Zeno’s brows furrowed.

“Because he was ordinary,” Master As murmured. “Utterly, completely ordinary. He hated that about himself. He hated that he didn’t have any great burdens or deep wounds. That he wasn’t brilliant, or broken, or larger than life. He envied those who struggled, because they at least had something that made them unique.”

“His greatest wish wasn’t to be extraordinary, but to be at peace with being ordinary.

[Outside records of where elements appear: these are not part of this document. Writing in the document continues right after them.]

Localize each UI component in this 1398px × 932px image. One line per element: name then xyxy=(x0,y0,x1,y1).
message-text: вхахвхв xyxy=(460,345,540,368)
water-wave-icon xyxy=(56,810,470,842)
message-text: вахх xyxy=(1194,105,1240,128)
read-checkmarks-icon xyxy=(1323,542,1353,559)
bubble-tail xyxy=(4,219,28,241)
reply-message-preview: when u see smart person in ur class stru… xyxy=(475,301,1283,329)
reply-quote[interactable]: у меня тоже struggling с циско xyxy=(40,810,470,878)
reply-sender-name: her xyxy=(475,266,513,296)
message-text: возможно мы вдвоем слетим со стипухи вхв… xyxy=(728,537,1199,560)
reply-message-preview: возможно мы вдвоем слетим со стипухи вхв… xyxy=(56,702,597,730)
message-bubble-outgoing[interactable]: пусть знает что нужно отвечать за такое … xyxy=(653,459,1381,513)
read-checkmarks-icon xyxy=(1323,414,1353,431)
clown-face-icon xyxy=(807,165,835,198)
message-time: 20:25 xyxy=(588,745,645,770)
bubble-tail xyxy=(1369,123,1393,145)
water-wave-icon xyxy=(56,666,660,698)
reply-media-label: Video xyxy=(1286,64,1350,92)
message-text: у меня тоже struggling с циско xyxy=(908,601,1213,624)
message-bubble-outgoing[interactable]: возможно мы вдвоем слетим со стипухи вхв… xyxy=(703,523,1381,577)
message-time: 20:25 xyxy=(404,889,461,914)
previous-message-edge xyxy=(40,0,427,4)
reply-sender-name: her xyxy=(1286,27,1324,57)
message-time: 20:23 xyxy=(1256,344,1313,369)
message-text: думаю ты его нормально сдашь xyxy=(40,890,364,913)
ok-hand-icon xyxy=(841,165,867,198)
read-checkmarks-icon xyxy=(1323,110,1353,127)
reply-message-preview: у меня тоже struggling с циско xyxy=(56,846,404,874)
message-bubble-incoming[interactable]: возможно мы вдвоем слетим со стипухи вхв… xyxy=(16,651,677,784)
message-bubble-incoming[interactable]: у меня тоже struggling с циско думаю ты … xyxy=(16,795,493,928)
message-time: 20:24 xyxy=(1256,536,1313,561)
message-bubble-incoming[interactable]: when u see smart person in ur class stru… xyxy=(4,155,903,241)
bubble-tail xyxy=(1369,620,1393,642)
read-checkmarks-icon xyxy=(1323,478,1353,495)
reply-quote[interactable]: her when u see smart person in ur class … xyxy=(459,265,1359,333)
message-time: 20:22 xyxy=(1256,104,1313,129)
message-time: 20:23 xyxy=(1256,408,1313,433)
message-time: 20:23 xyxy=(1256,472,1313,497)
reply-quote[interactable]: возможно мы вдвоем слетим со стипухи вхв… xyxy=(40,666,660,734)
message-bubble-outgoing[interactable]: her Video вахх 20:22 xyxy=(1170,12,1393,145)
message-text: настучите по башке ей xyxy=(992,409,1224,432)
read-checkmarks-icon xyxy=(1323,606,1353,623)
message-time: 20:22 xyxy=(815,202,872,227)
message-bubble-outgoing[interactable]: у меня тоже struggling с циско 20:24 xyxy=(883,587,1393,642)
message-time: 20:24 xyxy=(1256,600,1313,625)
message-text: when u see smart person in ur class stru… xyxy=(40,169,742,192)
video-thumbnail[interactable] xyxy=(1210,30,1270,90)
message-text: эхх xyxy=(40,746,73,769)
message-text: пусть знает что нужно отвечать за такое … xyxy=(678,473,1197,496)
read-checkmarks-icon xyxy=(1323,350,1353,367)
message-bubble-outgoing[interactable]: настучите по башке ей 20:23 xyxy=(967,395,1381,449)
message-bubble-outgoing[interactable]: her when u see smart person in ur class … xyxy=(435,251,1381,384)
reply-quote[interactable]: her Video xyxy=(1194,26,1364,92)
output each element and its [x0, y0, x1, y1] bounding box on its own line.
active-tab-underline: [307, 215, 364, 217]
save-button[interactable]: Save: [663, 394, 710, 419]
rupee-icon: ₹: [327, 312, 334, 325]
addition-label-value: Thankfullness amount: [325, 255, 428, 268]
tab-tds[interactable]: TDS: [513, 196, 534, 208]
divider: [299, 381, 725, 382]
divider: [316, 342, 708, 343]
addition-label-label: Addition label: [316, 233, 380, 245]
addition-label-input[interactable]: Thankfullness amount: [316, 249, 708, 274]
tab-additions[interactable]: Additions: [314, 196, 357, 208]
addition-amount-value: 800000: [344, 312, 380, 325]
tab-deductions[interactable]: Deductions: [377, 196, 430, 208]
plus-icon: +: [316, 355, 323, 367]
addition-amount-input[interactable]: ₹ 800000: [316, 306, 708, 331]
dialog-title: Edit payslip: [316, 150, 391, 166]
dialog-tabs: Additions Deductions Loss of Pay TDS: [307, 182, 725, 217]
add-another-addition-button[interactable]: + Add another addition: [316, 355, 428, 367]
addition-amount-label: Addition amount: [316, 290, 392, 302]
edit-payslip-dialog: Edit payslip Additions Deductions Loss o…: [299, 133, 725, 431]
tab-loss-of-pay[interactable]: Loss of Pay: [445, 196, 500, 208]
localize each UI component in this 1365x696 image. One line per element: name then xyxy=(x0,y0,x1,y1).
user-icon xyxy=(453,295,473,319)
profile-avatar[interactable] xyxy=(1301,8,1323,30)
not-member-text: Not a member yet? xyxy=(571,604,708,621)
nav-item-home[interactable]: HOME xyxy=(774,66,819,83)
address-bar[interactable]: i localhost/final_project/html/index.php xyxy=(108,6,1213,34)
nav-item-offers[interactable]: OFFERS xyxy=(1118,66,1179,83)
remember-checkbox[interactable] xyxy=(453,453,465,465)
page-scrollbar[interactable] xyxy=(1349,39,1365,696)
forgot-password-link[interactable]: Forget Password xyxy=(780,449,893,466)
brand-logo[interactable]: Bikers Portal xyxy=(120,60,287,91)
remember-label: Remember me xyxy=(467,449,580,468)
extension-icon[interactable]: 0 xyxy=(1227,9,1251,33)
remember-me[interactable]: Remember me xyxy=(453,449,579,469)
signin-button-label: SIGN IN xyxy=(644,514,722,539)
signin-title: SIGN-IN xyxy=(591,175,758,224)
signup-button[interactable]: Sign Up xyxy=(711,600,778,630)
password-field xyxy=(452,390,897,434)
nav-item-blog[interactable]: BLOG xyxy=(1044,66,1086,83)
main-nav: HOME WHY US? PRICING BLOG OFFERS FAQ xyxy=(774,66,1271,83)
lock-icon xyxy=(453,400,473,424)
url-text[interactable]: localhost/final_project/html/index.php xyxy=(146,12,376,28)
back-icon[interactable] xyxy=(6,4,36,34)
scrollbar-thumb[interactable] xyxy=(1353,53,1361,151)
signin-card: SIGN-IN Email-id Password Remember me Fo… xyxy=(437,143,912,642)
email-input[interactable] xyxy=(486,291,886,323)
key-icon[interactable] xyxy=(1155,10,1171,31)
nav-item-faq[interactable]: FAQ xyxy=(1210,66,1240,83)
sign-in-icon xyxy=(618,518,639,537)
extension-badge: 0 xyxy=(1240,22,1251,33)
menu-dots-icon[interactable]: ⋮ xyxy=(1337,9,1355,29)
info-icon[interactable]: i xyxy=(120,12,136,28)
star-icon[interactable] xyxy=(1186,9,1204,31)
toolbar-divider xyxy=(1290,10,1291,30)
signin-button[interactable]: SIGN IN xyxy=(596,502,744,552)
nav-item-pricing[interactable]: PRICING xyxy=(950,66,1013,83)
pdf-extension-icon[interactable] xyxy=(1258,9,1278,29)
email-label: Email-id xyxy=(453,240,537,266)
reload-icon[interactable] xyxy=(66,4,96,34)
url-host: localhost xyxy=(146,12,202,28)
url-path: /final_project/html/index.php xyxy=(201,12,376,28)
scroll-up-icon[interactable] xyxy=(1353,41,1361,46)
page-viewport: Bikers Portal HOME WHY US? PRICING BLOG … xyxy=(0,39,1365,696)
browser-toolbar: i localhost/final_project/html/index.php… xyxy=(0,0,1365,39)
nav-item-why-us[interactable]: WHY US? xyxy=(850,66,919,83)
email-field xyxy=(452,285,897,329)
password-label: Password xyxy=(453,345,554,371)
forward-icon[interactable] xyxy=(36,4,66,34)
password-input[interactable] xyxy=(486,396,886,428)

Because he believed that ordinary people didn’t suffer. That they had nothing to cry about. He hated himself for not being grateful. So when you entered him, and started living through him… something changed in both of you.”

Zeno’s eyes showed confusion.

“You gave him peace. While he gave you a human vessel.”

There was a knowing smile on his lips as he asked another question. “What did you feel when you were on stage during that memory?”

Zeno hesitated to answer.

“My heart was racing. The cheers were loud. The pay was shit but I guess, I didn’t care.”

“You were happy,” Master As said gently.

“Truly happy. But you couldn’t stay there. You were pulled back. And maybe, that regret followed you. But now… now you have another chance.”

Zeno looked up.

“I told you once,” Master As whispered. “That we get four lives. One to plant. One to wait. One to harvest. One to enjoy. I think this is your fourth, Zeno.”

He placed a hand on Zeno’s shoulder, eyes kind. “This life? It’s your harvest. So this time, just let yourself enjoy it.”

“That way, I believe you can become the greatest actor you will ever be.”